- Researchers develop a system that allows you to communicate seamlessly with your personal digital device and other people without speaking anything.
- The system analyzes neuromuscular signals in the face and correlates them with specific words.
Input modalities have surely come a long way since punch cards. Today, we’ve advanced systems (like touch-enabled and voice inputs) that make it easier for humans to connect with smart digital devices. Now, a team of researchers at MIT has come up with computer interface capable of transcribing words that users verbalize internally. They don’t need to speak out loud.
How it’s possible you asked? Well, the system comprises of a wearable device and a computing module. It’s not quite a mind reader, but the electrodes fitted in device analyze neuromuscular signals in the face and jaw. These signals are usually formed by internal verbalizations (when you say something in your mind).
Machine learning algorithms further analyze these signals and correlate them with specific words. The overall system (device+interface) is much like an internal extension of your own cognition.
The Wearable Device
The device named AlterEgo enables seamless, discreet and bidirectional communication with a digital device without any voice input or detectable lip movements. It has two bone-conduction headphones for transferring vibration from face-bones to the inner ear, without obstructing the ear canal.
It allows users to unnoticeably pose and receive solutions to complex computational problem, for example, one can use it in the chess game to report opponents’ moves silently.
To make it work, a user needs to wear the device, which connects wirelessly over Bluetooth to almost all external digital systems. And, unlike other proposed brain computer interfaces, it doesn’t have access to private thoughts and information. It just requires silent input, which is voluntary on the users’ part.

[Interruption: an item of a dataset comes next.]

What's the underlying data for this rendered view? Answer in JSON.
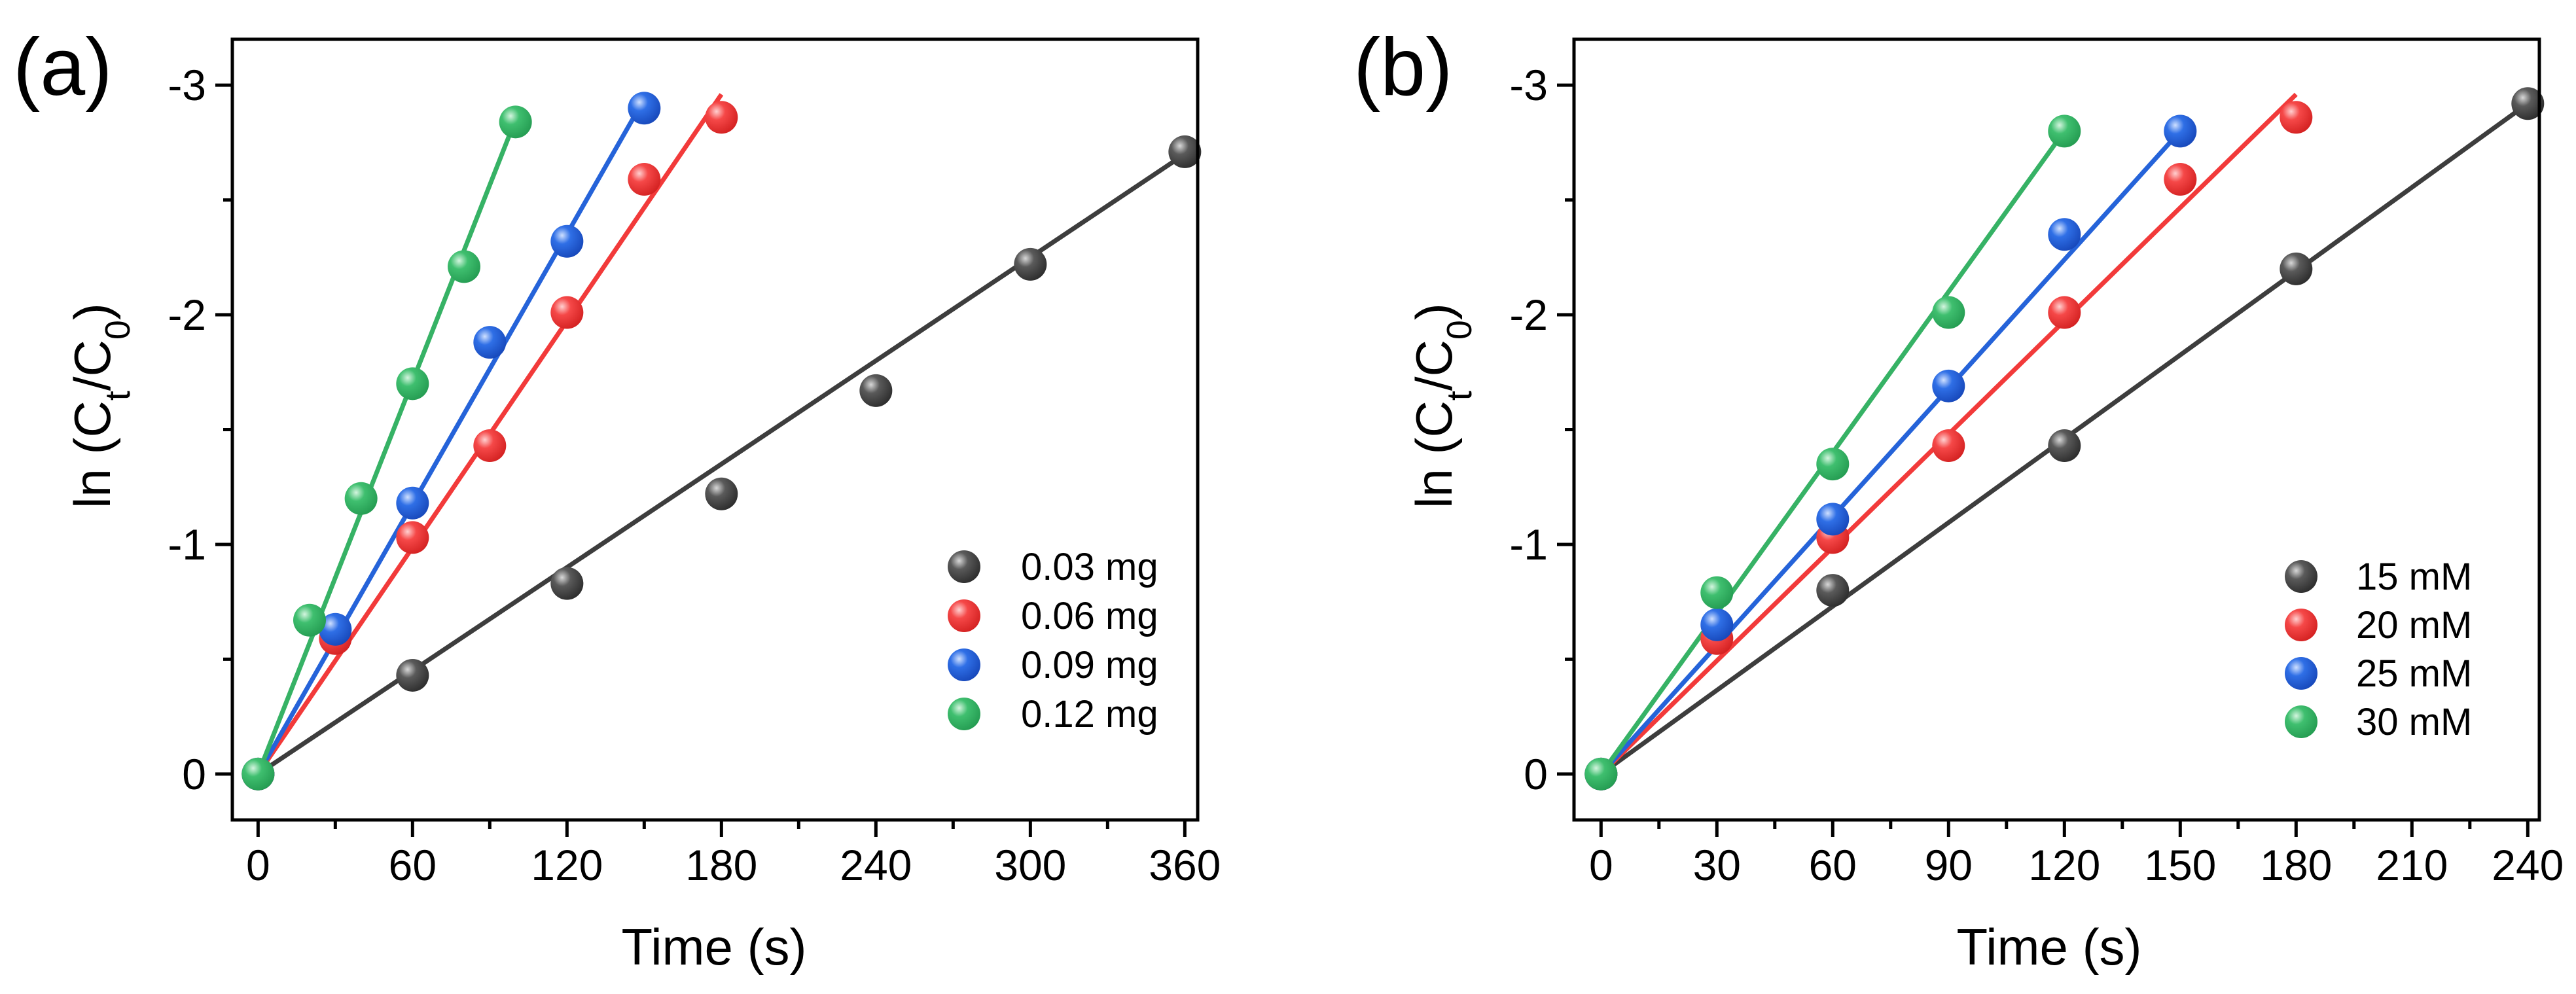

How System Detects and Processes Words
The idea of converting internal verbalizations into useful information is not new. However, it hasn’t been explored well. The new prototype has curved appendages that make contact with 4 different locations on user’s face (along one jaw).
After selecting the specific electrode positions, they began gathering data of different types of tasks with limited vocabularies. They wrote a computer program to examine the signals coming from 4 electrode locations. They discovered that these signals clearly distinguished words formed by internal verbalizations, also known as subvocalized words.
More specifically, researchers utilized a neural network to discover correlations between specific words and specific neuromuscular signals. Like other conventional neural networks, this one is arranged into multiple layers of processing nodes. Each node is joined to several other nodes in the next and previous layer.
Initially, the data is fed into the first layers, where nodes process it and transfer and modified data to the next layer. The process goes on until the final layer outputs a clear result. The neural network used in the experiment was trained on NVIDIA GeForce Titan X graphics processing unit. Researchers used this neural network architecture to classify several vocabulary datasets.
Kapur demonstrates AlterEgo | Lorrie Lejeune/MIT
For now, the system allows users to communicate seamlessly with their personal digital device and other people. Researchers tested the usability of this prototype – they selected 10 people in the experiment who spent more than one and a half hour configuring arithmetic application to their own neurophysiology (15 minutes), and executing computations (90 minutes).
The prototype achieved 92% accuracy in the test. However, Arnav Kapur, the lead author, believes that the performance could be improved by introducing more training data.
In future, AlterEgo could be used in a high-noise environment, like in places with heavy machinery, aircraft carrier’s flight deck, printing press and more. Moreover, it could be a perfect device for disabled people who cannot speak normally. The applications are countless.